Gelelim dünkü konuşmanın en kritik yerlerinden birine. 'Kendi evlatlarını Paris'e, Londra'ya, Brüksel'e, Washington'a gönderip şatafat içinde yaşattılar. Milletin çocukları Anadolu'da, Edirne'de açlığa, yoksulluğa, ölüme terk edildi.' Anadolu'da ve Trakya'da milletin çocukları sefalet çekmiş ama birileri kendi evlatlarını Paris'e, Londra'ya, Brüksel'e, Washington'a yollamış. Kim bunlar? Özgür Özel, Manisa Gazi Okulu ve Bornova Anadolu Lisesi devlet parasız burslu öğrencisi. Benim annem babam emekli öğretmen, devlet parasız yatılı bursuyla okudum, Ege Üniversitesi Eczacılık Fakültesi. Cumhuriyet Halk Partisi'nin milletvekillerine bir bakın, çocuklarına bir bakın.

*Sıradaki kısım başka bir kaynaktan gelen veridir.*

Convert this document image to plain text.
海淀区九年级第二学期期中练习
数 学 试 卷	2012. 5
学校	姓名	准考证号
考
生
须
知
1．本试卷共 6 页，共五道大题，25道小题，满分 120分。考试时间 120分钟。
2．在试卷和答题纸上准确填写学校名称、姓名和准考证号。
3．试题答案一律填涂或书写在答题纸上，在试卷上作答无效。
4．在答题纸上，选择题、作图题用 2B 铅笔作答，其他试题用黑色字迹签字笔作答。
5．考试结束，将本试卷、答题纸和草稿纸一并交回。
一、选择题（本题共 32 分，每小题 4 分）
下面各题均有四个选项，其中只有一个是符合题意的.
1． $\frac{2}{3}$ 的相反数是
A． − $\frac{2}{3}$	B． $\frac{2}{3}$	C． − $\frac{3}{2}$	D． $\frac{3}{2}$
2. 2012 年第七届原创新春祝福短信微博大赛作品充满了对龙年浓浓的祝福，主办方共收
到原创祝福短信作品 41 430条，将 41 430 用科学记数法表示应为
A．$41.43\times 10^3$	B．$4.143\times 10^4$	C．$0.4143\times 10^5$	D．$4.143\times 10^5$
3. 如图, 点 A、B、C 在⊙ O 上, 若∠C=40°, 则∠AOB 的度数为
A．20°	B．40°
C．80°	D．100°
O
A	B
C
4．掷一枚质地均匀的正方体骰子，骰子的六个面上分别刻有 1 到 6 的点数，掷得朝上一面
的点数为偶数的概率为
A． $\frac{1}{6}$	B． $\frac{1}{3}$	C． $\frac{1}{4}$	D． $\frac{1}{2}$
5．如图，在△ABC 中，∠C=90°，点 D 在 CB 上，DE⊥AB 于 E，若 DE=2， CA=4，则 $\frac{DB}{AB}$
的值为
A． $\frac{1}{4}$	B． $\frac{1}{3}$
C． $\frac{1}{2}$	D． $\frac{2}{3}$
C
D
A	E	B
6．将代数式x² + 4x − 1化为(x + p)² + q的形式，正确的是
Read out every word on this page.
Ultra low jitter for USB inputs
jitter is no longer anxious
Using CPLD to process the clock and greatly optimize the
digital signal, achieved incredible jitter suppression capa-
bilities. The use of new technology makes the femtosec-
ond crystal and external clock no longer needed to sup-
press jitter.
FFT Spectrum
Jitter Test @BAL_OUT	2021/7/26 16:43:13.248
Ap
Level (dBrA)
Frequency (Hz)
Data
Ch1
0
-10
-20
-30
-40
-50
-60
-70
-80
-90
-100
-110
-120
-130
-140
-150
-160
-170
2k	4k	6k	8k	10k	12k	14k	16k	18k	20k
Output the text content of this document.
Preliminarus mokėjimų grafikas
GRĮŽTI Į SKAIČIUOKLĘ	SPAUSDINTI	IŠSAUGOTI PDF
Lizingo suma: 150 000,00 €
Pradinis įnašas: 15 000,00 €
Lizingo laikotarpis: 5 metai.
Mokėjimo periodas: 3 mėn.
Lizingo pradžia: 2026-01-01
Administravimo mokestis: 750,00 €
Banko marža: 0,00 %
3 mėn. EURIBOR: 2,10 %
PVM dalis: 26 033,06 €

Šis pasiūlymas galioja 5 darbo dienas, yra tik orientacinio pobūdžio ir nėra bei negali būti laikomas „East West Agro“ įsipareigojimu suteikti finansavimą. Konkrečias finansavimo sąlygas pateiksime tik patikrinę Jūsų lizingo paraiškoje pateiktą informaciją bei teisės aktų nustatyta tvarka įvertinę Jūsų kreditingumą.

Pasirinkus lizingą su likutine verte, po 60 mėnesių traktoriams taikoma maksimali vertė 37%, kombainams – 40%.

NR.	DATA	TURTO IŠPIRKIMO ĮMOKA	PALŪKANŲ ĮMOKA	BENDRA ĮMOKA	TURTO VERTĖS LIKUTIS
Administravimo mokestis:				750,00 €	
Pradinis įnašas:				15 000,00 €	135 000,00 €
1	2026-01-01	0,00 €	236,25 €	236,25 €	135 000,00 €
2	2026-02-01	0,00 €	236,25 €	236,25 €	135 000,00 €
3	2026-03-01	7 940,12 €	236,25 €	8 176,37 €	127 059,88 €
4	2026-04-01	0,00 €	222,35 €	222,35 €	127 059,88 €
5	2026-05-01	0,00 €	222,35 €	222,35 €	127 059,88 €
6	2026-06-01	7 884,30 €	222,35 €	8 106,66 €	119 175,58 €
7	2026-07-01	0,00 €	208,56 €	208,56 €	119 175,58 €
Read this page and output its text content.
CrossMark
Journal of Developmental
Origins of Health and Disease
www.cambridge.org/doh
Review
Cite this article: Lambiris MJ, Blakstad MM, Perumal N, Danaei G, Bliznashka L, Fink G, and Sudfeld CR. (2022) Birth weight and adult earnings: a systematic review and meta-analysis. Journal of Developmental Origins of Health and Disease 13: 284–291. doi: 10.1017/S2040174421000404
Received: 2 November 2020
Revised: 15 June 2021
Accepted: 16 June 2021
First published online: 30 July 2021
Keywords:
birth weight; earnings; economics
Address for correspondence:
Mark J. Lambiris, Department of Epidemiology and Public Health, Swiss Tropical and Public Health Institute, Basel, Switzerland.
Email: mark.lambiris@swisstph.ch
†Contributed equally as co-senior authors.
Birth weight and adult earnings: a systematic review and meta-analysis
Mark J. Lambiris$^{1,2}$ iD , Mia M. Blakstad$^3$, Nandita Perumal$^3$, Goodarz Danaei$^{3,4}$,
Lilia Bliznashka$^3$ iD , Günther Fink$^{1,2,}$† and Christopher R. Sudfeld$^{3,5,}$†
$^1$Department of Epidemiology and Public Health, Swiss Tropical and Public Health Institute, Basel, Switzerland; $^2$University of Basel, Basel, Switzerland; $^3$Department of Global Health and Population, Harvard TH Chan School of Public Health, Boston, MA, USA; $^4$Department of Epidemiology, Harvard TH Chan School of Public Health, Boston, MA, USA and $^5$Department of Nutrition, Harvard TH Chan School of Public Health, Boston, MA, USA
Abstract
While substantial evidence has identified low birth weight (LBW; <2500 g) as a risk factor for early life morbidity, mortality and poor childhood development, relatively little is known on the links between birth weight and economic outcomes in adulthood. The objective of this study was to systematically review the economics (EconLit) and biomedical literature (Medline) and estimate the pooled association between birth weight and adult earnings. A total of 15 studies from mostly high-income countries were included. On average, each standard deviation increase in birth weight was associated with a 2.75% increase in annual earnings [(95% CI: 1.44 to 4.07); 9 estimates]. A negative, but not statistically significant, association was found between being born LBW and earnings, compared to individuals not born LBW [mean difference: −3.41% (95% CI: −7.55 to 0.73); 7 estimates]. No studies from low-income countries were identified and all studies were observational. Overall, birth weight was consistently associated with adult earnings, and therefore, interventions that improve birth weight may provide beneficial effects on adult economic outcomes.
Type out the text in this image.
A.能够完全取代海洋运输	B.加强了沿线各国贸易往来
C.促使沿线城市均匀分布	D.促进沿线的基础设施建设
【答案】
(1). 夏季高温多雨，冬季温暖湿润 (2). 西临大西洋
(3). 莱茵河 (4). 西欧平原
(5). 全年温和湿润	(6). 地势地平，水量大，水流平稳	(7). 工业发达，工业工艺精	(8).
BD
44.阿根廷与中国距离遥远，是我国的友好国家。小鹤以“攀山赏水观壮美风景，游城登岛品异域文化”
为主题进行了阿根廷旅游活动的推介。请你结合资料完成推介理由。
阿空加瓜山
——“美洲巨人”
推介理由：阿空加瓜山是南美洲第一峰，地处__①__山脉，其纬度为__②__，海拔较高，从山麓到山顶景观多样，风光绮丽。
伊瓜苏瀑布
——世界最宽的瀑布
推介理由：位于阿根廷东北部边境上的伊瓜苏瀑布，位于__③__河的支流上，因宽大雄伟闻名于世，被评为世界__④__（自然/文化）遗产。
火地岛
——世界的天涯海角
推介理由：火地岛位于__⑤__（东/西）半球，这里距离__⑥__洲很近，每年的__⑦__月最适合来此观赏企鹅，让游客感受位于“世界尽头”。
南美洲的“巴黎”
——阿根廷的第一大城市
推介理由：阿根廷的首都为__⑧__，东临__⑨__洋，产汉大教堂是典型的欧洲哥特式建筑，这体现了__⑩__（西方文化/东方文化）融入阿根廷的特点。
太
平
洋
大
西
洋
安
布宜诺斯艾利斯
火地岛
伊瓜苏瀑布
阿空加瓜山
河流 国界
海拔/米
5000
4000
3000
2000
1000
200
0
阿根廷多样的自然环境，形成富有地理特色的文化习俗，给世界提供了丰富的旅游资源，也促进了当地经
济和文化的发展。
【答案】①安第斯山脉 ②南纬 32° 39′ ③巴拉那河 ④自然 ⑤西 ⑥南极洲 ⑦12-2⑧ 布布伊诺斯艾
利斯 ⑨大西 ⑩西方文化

Hep eski Türkiye, sanki biz varız iktidarda. 40 yıldır yokuz da Allah'ın izniyle şimdi geliyoruz. Kim yollamış, vallahi kendi yollamış. Sümeyye Erdoğan, üniversiteyi Indiana Üniversitesi'nde okudu. Bilal Erdoğan, Indiana Üniversitesi'nde okudu. Ahmet Burak Erdoğan, Londra'da okudu, Esra Erdoğan, Indiana Üniversitesi'nde okudu. Yani, 'Kendi çocuklarını yurt dışında okuttular, milletin çocuğu perişan oldu' dediği kendisi. Dört çocuktan Türkiye'de okuyan yok. Kızlar da, erkekler de orada okumuş. Bilal Erdoğan, dün çıkmış, 'Bu işin uzmanı olarak söylüyorum' diyor. Doğru sen uzmansın. Yurt işi, burs işi, yurt dışında yurt işlerinde uzmansın. 'Amerika'da öyle bir bedava yurt yok. Üniversitede yok. Mezun olunca borçla mezun oluyorsun' diyor. Soruyorum Bilal Erdoğan'a üniversiteden borçla mı mezun oldun? Borcu ödediğin dekontu görelim, çıkart sosyal medyadan paylaş. Yok öyle bir şey çünkü zengin bir iş adamının bursuyla okuduklarını herkes biliyor, gizli de bir bilgi değil. Babasının samimi arkadaşı tüm masraflarını karşıladı. Boş atmayın, karavana atarsınız. Boş, beleş, yalan siyasetiniz gerçeklerin duvarına böyle toslar. Ne konuştuysanız yalan. Kredi miktarı yalan, yurt kapasitesi yalan, milletin çocuğu dışarıda okudu yalan, senin çocuğun dışarıda okudu."